Un­ter den al­ter­tüm­li­chen Res­ten war mir, von Kind­heit an, der auf dem Brück­en­turm auf­ge­steck­te Schä­del ei­nes Staats­ver­bre­chers merk­wür­dig ge­we­sen, der von drei­en oder vie­ren, wie die lee­ren ei­ser­nen Spit­zen aus­wie­sen, seit 1616 sich durch alle Un­bil­den der Zeit und Wit­te­rung er­hal­ten hat­te. So oft man von Sa­chen­hau­sen nach Frank­furt zu­rück­kehr­te, hat­te man den Turm vor sich, und der Schä­del fiel ins Auge. Ich ließ mir als Kna­be schon gern die Ge­schich­te die­ser Auf­rüh­rer, des Fett­milch und sei­ner Ge­nos­sen, er­zäh­len, wie sie mit dem Stadt­re­gi­ment un­zu­frie­den ge­we­sen, sich ge­gen das­sel­be em­pört, Meu­te­rei an­ge­spon­nen, die Ju­den­stadt ge­plün­dert und gräss­li­che Hän­del er­regt, zu­letzt aber ge­fan­gen und von kai­ser­li­chen Ab­ge­ord­ne­ten zum Tode ver­ur­teilt wor­den. Spä­ter­hin lag mir dar­an, die nä­hern Um­stän­de zu er­fah­ren und, was es denn für Leu­te ge­we­sen, zu ver­neh­men. Als ich nun aus ei­nem al­ten, gleich­zei­ti­gen, mit Holz­schnit­ten ver­se­he­nen Bu­che er­fuhr, dass zwar die­se Men­schen zum Tode ver­ur­teilt, aber zu­gleich auch vie­le Rats­herrn ab­ge­setzt wor­den, weil man­cher­lei Un­ord­nung und sehr viel Un­ver­ant­wort­li­ches im Schwan­ge ge­we­sen; da ich nun die nä­hern Um­stän­de ver­nahm, wie al­les her­ge­gan­gen: so be­dau­er­te ich die un­glück­li­chen Men­schen, wel­che man wohl als Op­fer, die ei­ner künf­ti­gen bes­sern Ver­fas­sung ge­bracht wor­den, an­se­hen dür­fe; denn von je­ner Zeit schrieb sich die Ein­rich­tung her, nach wel­cher so­wohl das al­tad­li­ge Haus Lim­purg, das aus ei­nem Klub ent­sprun­ge­ne Haus Frau­en­stein, fer­ner Ju­ris­ten, Kauf­leu­te und Hand­wer­ker an ei­nem Re­gi­men­te teil­neh­men soll­ten, das, durch eine auf ve­ne­zia­ni­sche Wei­se ver­wi­ckel­te Bal­lo­ta­ge er­gänzt, von bür­ger­li­chen Kol­le­gi­en ein­ge­schränkt, das Rech­te zu tun be­ru­fen war, ohne zu dem Un­rech­ten son­der­li­che Frei­heit zu be­hal­ten.

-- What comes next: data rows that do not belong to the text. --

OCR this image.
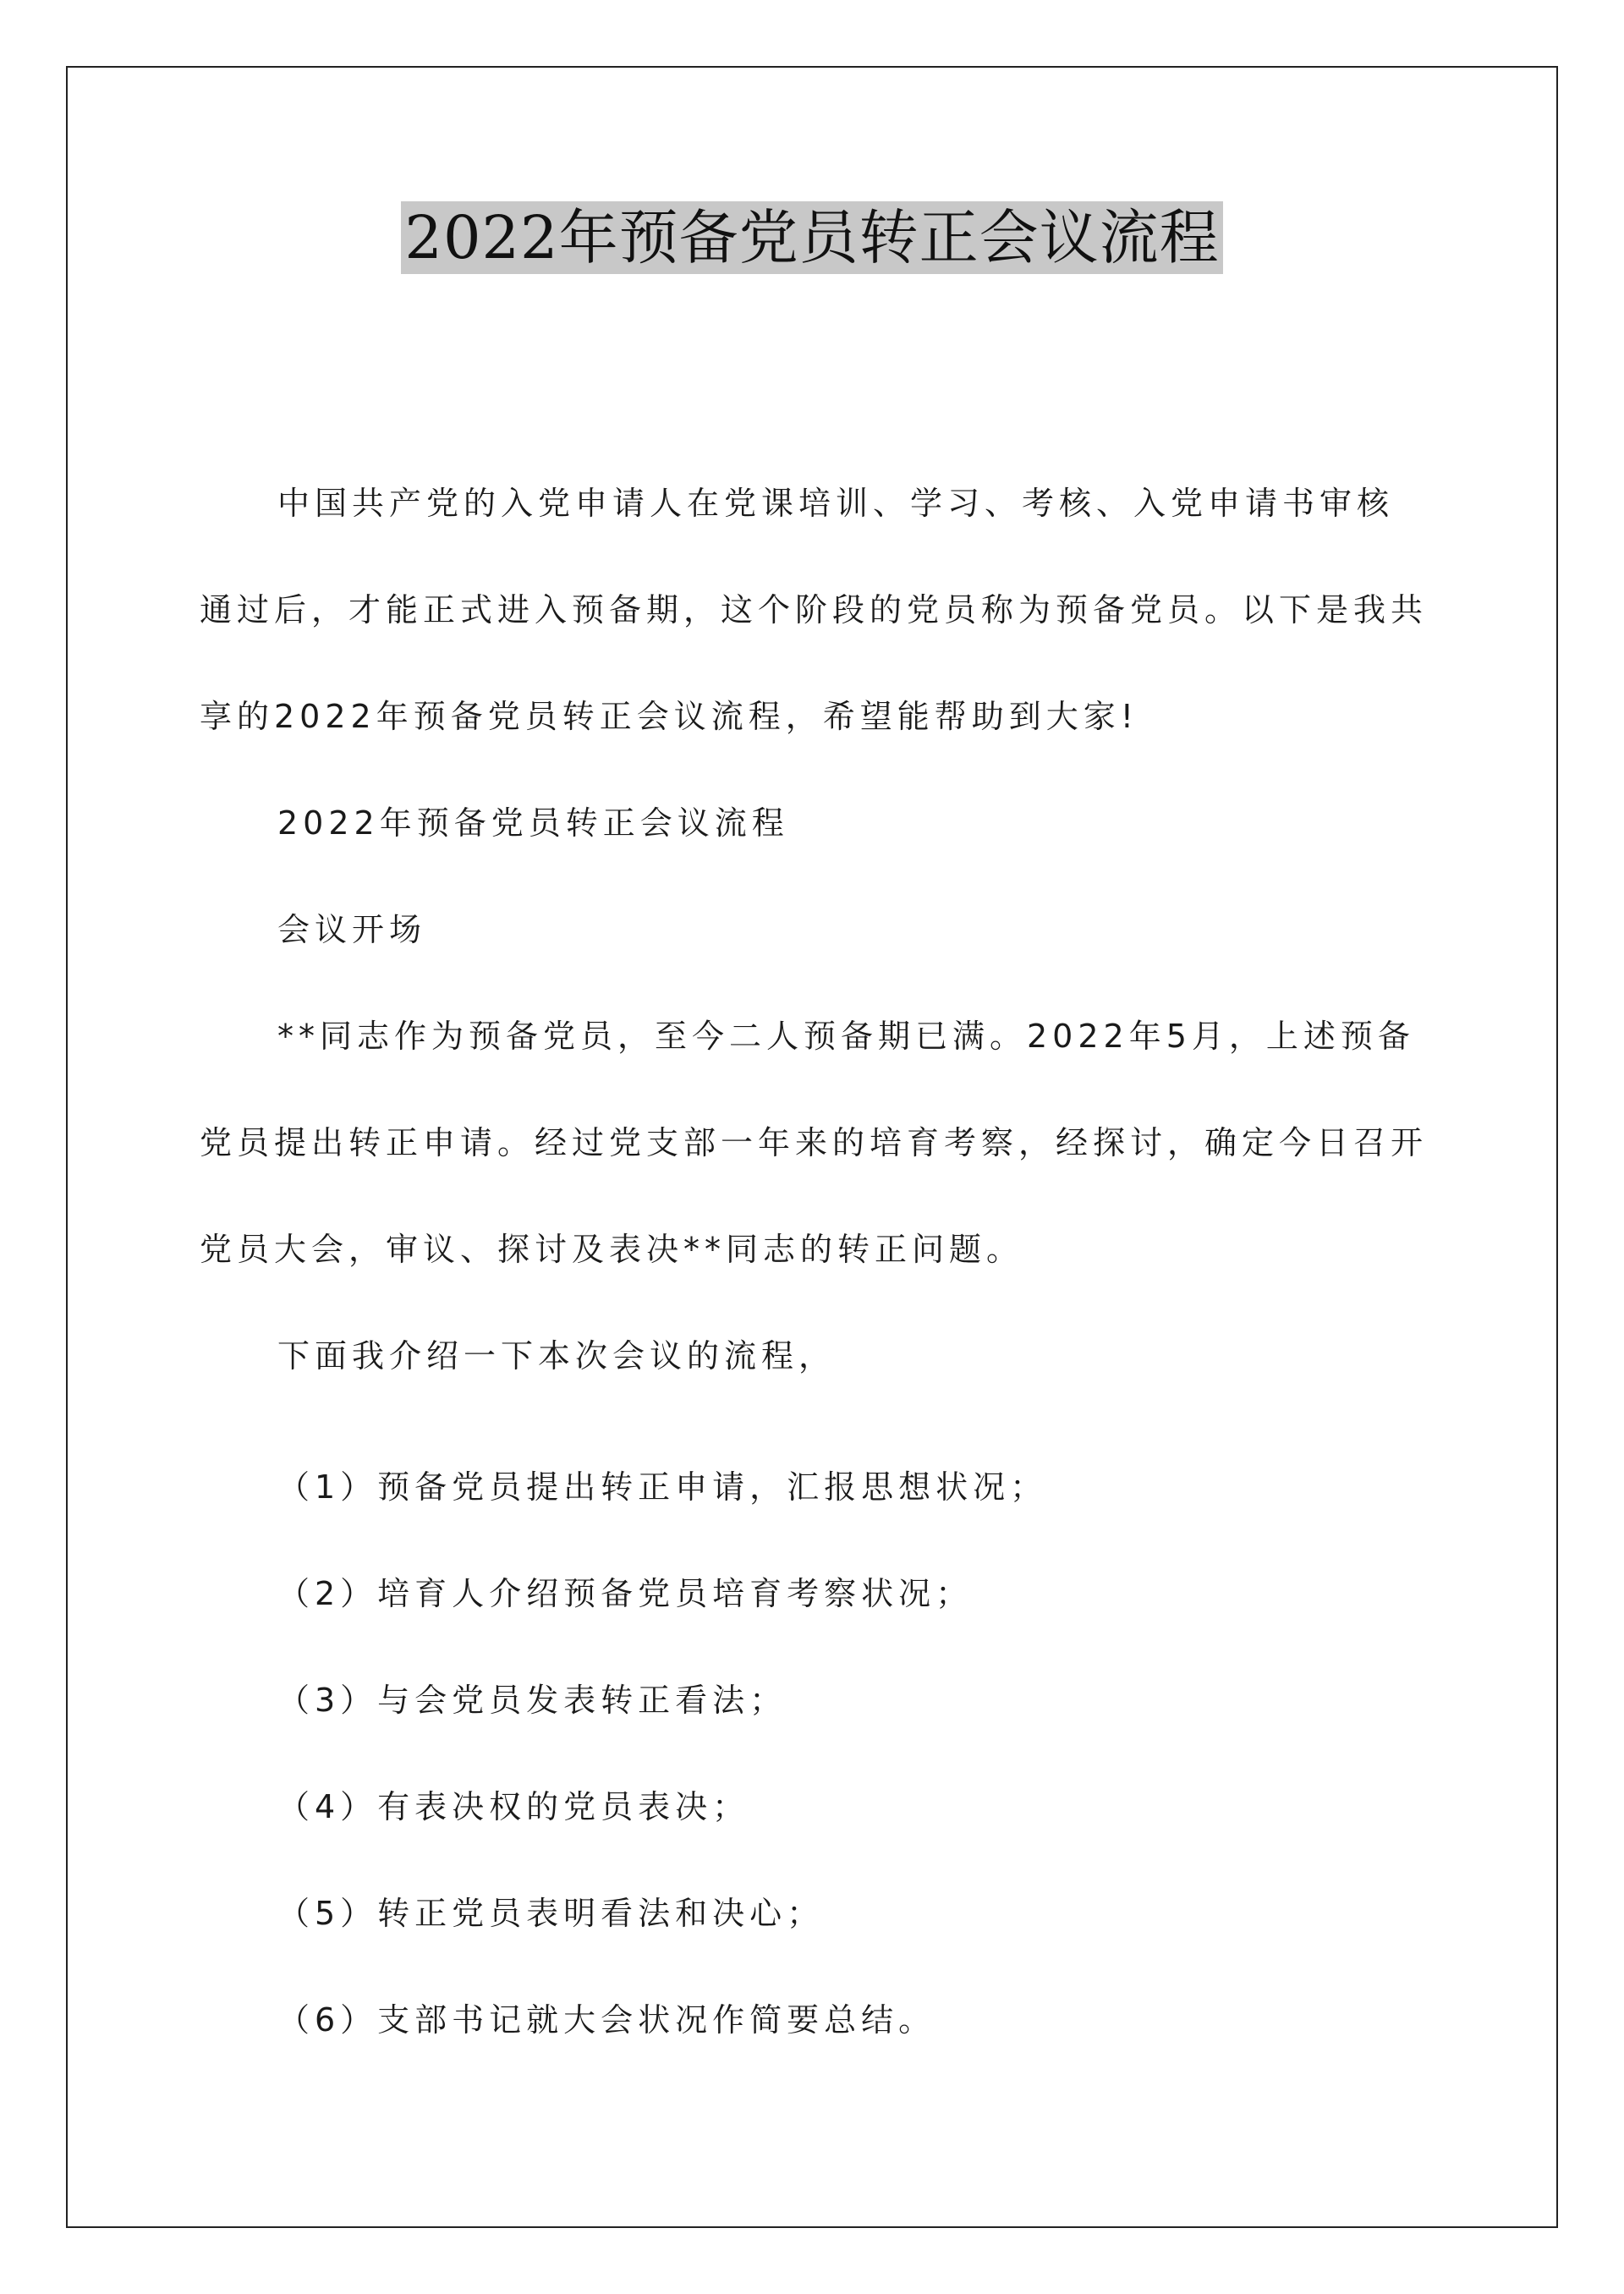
2022年预备党员转正会议流程

中国共产党的入党申请人在党课培训、学习、考核、入党申请书审核通过后，才能正式进入预备期，这个阶段的党员称为预备党员。以下是我共享的2022年预备党员转正会议流程，希望能帮助到大家!

2022年预备党员转正会议流程

会议开场

**同志作为预备党员，至今二人预备期已满。2022年5月，上述预备党员提出转正申请。经过党支部一年来的培育考察，经探讨，确定今日召开党员大会，审议、探讨及表决**同志的转正问题。

下面我介绍一下本次会议的流程，

（1）预备党员提出转正申请，汇报思想状况；

（2）培育人介绍预备党员培育考察状况；

（3）与会党员发表转正看法；

（4）有表决权的党员表决；

（5）转正党员表明看法和决心；

（6）支部书记就大会状况作简要总结。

Zu den ahn­dungs­vol­len Din­gen, die den Kna­ben und auch wohl den Jüng­ling be­dräng­ten, ge­hör­te be­son­ders der Zu­stand der Ju­den­stadt, ei­gent­lich die Ju­den­gas­se ge­nannt, weil sie kaum aus et­was mehr als ei­ner ein­zi­gen Stra­ße be­steht, wel­che in frü­hen Zei­ten zwi­schen Stadt­mau­er und Gra­ben wie in einen Zwin­ger moch­te ein­ge­klemmt wor­den sein. Die Enge, der Schmutz, das Ge­wim­mel, der Ak­zent ei­ner un­er­freu­li­chen Spra­che, al­les zu­sam­men mach­te den un­an­ge­nehms­ten Ein­druck, wenn man auch nur am Tore vor­bei­ge­hend hin­einsah. Es dau­er­te lan­ge, bis ich al­lein mich hin­ein­wag­te, und ich kehr­te nicht leicht wie­der da­hin zu­rück, wenn ich ein­mal den Zu­dring­lich­kei­ten so vie­ler, et­was zu scha­chern un­er­mü­det for­dern­der oder an­bie­ten­der Men­schen ent­gan­gen war. Da­bei schweb­ten die al­ten Mär­chen von Grau­sam­keit der Ju­den ge­gen die Chris­ten­kin­der, die wir in Gott­frieds »Chro­nik« gräss­lich ab­ge­bil­det ge­se­hen, düs­ter vor dem jun­gen Ge­müt. Und ob man gleich in der neu­ern Zeit bes­ser von ih­nen dach­te, so zeug­te doch das große Spott- und Schand­ge­mäl­de, wel­ches un­ter dem Brück­en­turm an ei­ner Bo­gen­wand, zu ih­rem Un­glimpf, noch ziem­lich zu se­hen war, au­ßer­or­dent­lich ge­gen sie: denn es war nicht etwa durch einen Pri­vat­mut­wil­len, son­dern aus öf­fent­li­cher An­stalt ver­fer­tigt wor­den.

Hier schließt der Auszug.